The final thing I wanted to call out was a reference to a blog I posted yesterday at the request of Rob Eamon. Someone asked a question about how to get the stated goals from “the business” and the role of IT in contributing ways of measuring it. I called out that IT is part of the business, so there’s no reason that IT can’t contribute to the definition and appropriate ways to measure the business goals. Rather than viewing it as an “extraction” effort, it should be a joint effort with all members of the business, which includes IT.

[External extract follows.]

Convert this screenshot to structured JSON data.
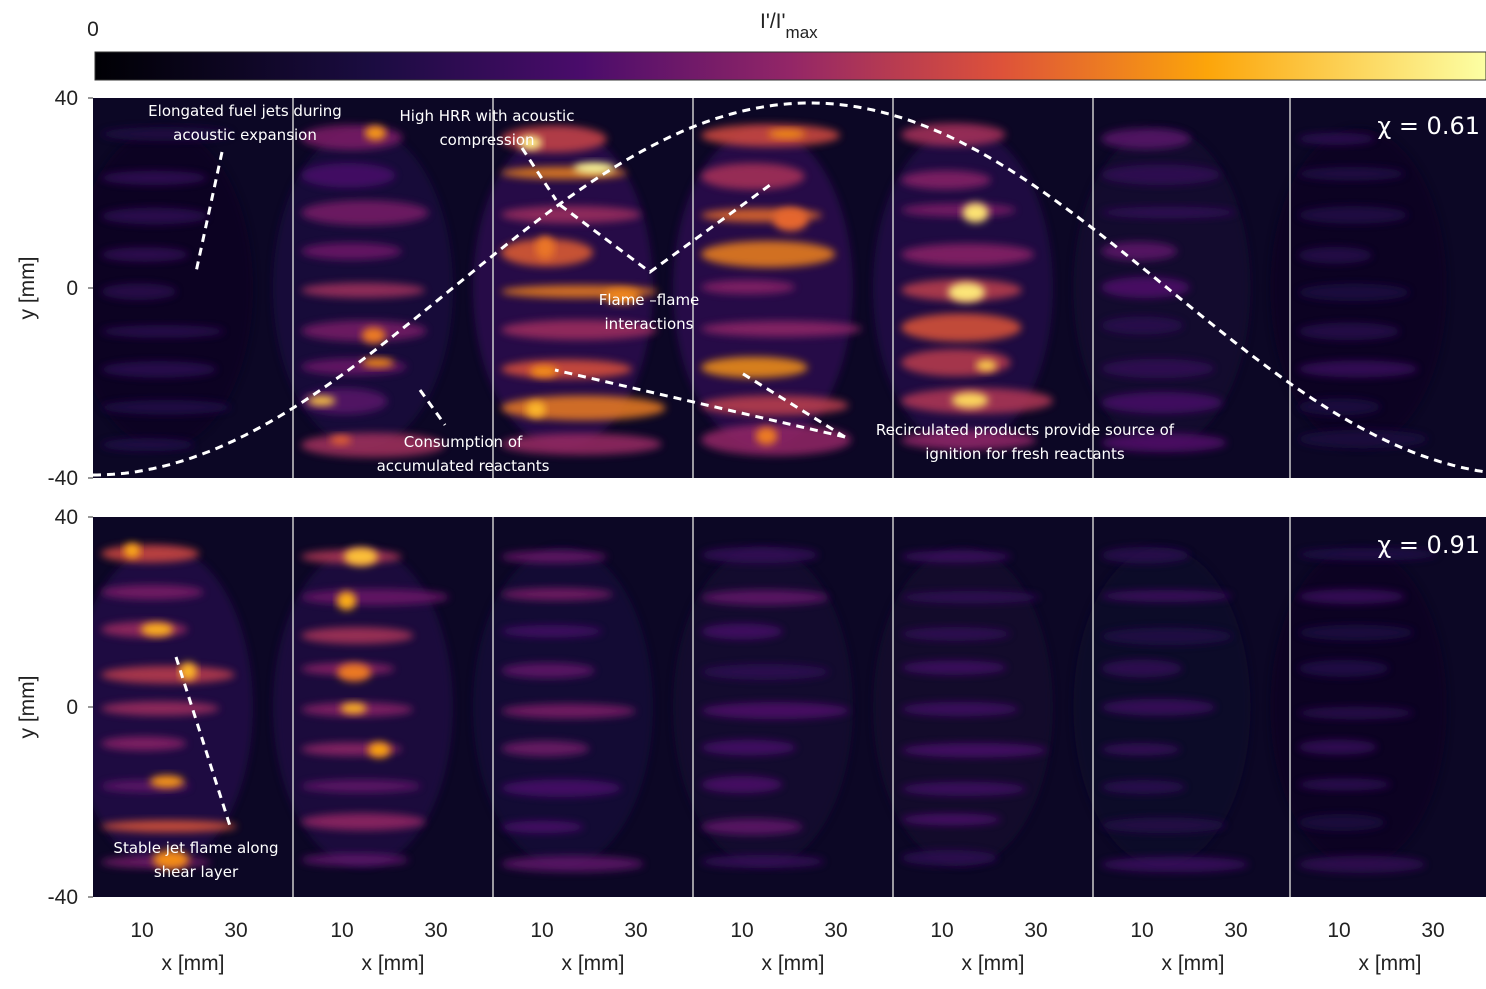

If you attended the session, please feel free to post any comments or questions here. I hope it was valuable.

Presenter: Andy Kyte

The title of this session is, “If You Had an Application Strategy, What Would It Look Like?” So far, I think I’m going to like it, because he’s emphasizing the need to manage the application lifecycle. That’s application lifecycle, not application development lifecycle. The application lifecycle ends when the last version of the application is removed from production. He’s emphasizing that an application is both an asset and a liability, with the liability being all of the people, technologies, and skills required to sustain it.

He’s now getting a ton of laughs by using a puppy/dog metaphor. He stated that we don’t buy a puppy, we buy a dog. It may be all cute and playful when we get it, but it will grow in a dog that sheds, eats, etc. Applications are the same way. Great quote just now: “Business cases are focused on putting applications in, and not on what to do after it. We are contributed to the problem by not addressing this.” He emphasizes that an application strategy should cover the next seven years, or half the expected remaining life of the application, whichever is the greater.

He’s now talking about stakeholder management and hitting on all the points I usually mention when talking about Service Lifecycle Management. The application is an asset, it must have an individual who is responsible for it, lifecycle decisions should be transparent, and all stakeholders (i.e. users of the application) must be identified and actively encouraged to play some role in the governance of the application.

The rest of the session is focusing in on the creation of the strategy document and making sure that it is a living, useful document. He’s emphasized that it is a plan, but also stressed the first law of planning: “No plan survives contact with the enemy.” It’s recognized that the plan is based on assumptions about the future. By documenting those assumptions, including leading indicators, leading contra-indicators, and expected timings, we can continually monitor and change the plan.

Overall, this is a very, very good session. What’s great about this is it is promoting a genuine change in thinking in the way that probably 90% of the companies here operate. Add a great speaker to the mix, and you’ve got a very good talk.